KURLAND L, TEICHER J D
Calif Med. 1963 Nov;99(5):312-7.
In a study of 21 cases of catatonic schizophrenic reaction of adolescence, sexual conflict situations and stern religious orientation of the family were noted in most cases. Incest was a factor in four of the female patients and masturbatory guilt was a prominent reaction in the remainder. Sex education was mostly misinformation and threats of dire consequences for sexual activity. Fourteen of the cases involved broken homes for significant periods of childhood or adolescence. It was hypothesized that sexual conflict situations grew out of incompatible socio-cultural attitudes and normal adolescent psychological and physiological drives. We formulated the "defined body contact" technique as a means of facilitating the reversal of the catatonic behavior, which we saw as the primary device whereby the patient limited physical contacts. The contacts we used in this technique were defined explicitly and implicitly as non-sexual.The catatonic symptoms remitted in days to several weeks in 13 of the cases. Seven patients required electroshock therapy. Twenty of the 21 patients returned to their homes or to non-institutional residences. The length of hospitalization was materially influenced by the degree of readiness of the outside environment to accept the returnee.

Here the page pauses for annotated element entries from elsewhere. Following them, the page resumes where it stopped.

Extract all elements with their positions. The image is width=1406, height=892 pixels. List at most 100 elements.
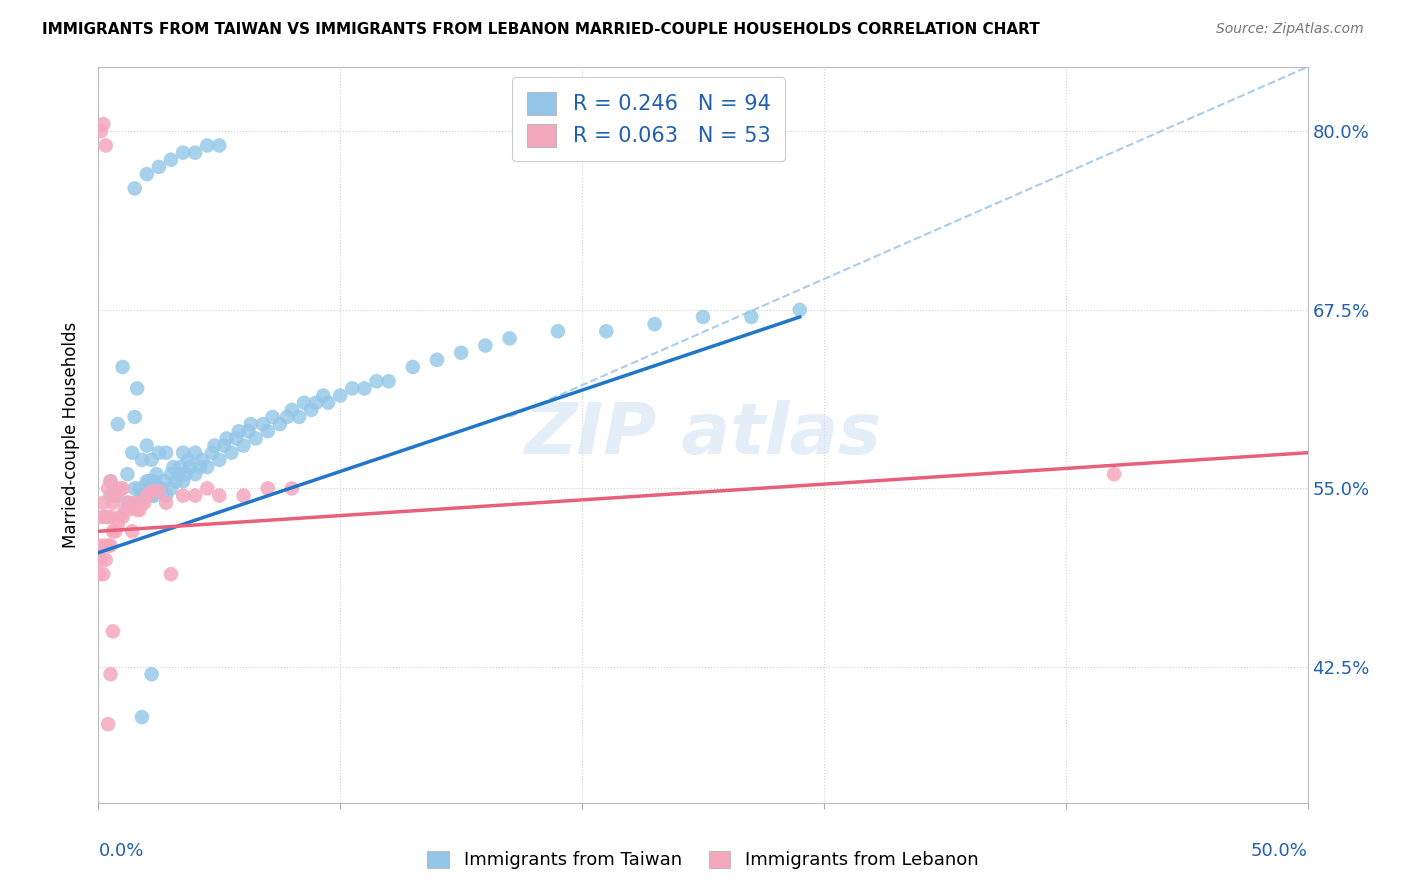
Point — [91, 496, 114, 510]
Point — [177, 453, 200, 467]
Point — [100, 510, 122, 524]
Point — [101, 496, 124, 510]
Point — [104, 489, 127, 503]
Point — [108, 510, 131, 524]
Point — [353, 381, 375, 395]
Point — [155, 496, 177, 510]
Point — [94, 138, 117, 153]
Point — [167, 467, 190, 482]
Point — [595, 324, 617, 338]
Point — [262, 409, 284, 424]
Point — [114, 503, 136, 517]
Point — [165, 475, 187, 489]
Point — [232, 489, 254, 503]
Point — [208, 138, 231, 153]
Point — [145, 467, 167, 482]
Point — [160, 482, 183, 496]
Point — [547, 324, 569, 338]
Point — [97, 717, 120, 731]
Point — [184, 145, 207, 160]
Point — [117, 496, 139, 510]
Point — [299, 402, 322, 417]
Point — [150, 482, 173, 496]
Point — [135, 475, 157, 489]
Point — [128, 503, 150, 517]
Text: 50.0%: 50.0% — [1251, 842, 1308, 860]
Point — [117, 503, 139, 517]
Point — [212, 439, 235, 453]
Point — [124, 482, 146, 496]
Point — [134, 496, 156, 510]
Point — [184, 446, 207, 460]
Point — [1102, 467, 1125, 482]
Point — [131, 710, 153, 724]
Point — [91, 117, 114, 131]
Point — [127, 381, 149, 395]
Point — [124, 496, 146, 510]
Point — [97, 510, 120, 524]
Point — [135, 439, 157, 453]
Point — [366, 374, 388, 388]
Text: 0.0%: 0.0% — [98, 842, 143, 860]
Legend: Immigrants from Taiwan, Immigrants from Lebanon: Immigrants from Taiwan, Immigrants from … — [419, 842, 987, 879]
Point — [188, 460, 211, 475]
Point — [162, 460, 184, 475]
Point — [474, 338, 496, 352]
Point — [740, 310, 762, 324]
Point — [104, 524, 127, 539]
Text: IMMIGRANTS FROM TAIWAN VS IMMIGRANTS FROM LEBANON MARRIED-COUPLE HOUSEHOLDS CORR: IMMIGRANTS FROM TAIWAN VS IMMIGRANTS FRO… — [42, 22, 1040, 37]
Point — [141, 484, 163, 499]
Point — [215, 432, 238, 446]
Point — [107, 417, 129, 431]
Point — [256, 424, 278, 438]
Point — [228, 424, 250, 438]
Point — [191, 453, 214, 467]
Point — [101, 624, 124, 639]
Point — [131, 489, 153, 503]
Point — [141, 489, 163, 503]
Point — [232, 439, 254, 453]
Point — [100, 539, 122, 553]
Point — [124, 181, 146, 195]
Point — [172, 475, 194, 489]
Point — [90, 124, 112, 138]
Point — [107, 517, 129, 532]
Point — [221, 446, 243, 460]
Point — [179, 460, 201, 475]
Point — [204, 439, 226, 453]
Point — [111, 482, 134, 496]
Point — [498, 331, 520, 345]
Point — [111, 510, 134, 524]
Point — [101, 524, 124, 539]
Point — [111, 359, 134, 374]
Point — [160, 153, 183, 167]
Point — [148, 484, 170, 499]
Point — [91, 567, 114, 582]
Point — [134, 489, 156, 503]
Point — [377, 374, 399, 388]
Point — [288, 409, 311, 424]
Point — [131, 453, 153, 467]
Point — [94, 553, 117, 567]
Point — [152, 475, 174, 489]
Point — [252, 417, 274, 431]
Point — [100, 475, 122, 489]
Point — [87, 539, 110, 553]
Point — [131, 496, 153, 510]
Point — [256, 482, 278, 496]
Point — [141, 453, 163, 467]
Point — [143, 489, 166, 503]
Point — [107, 489, 129, 503]
Point — [239, 417, 262, 431]
Point — [97, 539, 120, 553]
Point — [184, 467, 207, 482]
Point — [90, 510, 112, 524]
Point — [342, 381, 364, 395]
Point — [127, 503, 149, 517]
Point — [316, 395, 339, 409]
Point — [100, 489, 122, 503]
Point — [87, 567, 110, 582]
Point — [91, 539, 114, 553]
Point — [172, 145, 194, 160]
Point — [692, 310, 714, 324]
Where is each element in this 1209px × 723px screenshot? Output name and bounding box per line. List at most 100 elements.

在一项针对21例青春期紧张型精神分裂症反应的研究中,多数病例存在性冲突情况以及家庭严格的宗教取向。四名女性患者存在乱伦因素,其余患者中手淫内疚是突出反应。性教育大多是错误信息以及对性行为会带来可怕后果的威胁。其中14例病例在童年或青春期的重要阶段家庭破裂。据推测,性冲突情况源于不相容的社会文化态度以及正常的青少年心理和生理冲动。我们制定了“明确身体接触”技术,作为促进紧张型行为逆转的一种手段,我们认为这种行为是患者限制身体接触的主要方式。我们在这项技术中使用的接触被明确或隐含地定义为非性接触。13例病例的紧张型症状在数天至数周内缓解。7名患者需要接受电击治疗。21名患者中有20名返回家中或非机构住所。住院时间受到外部环境接纳回归者意愿程度的重大影响。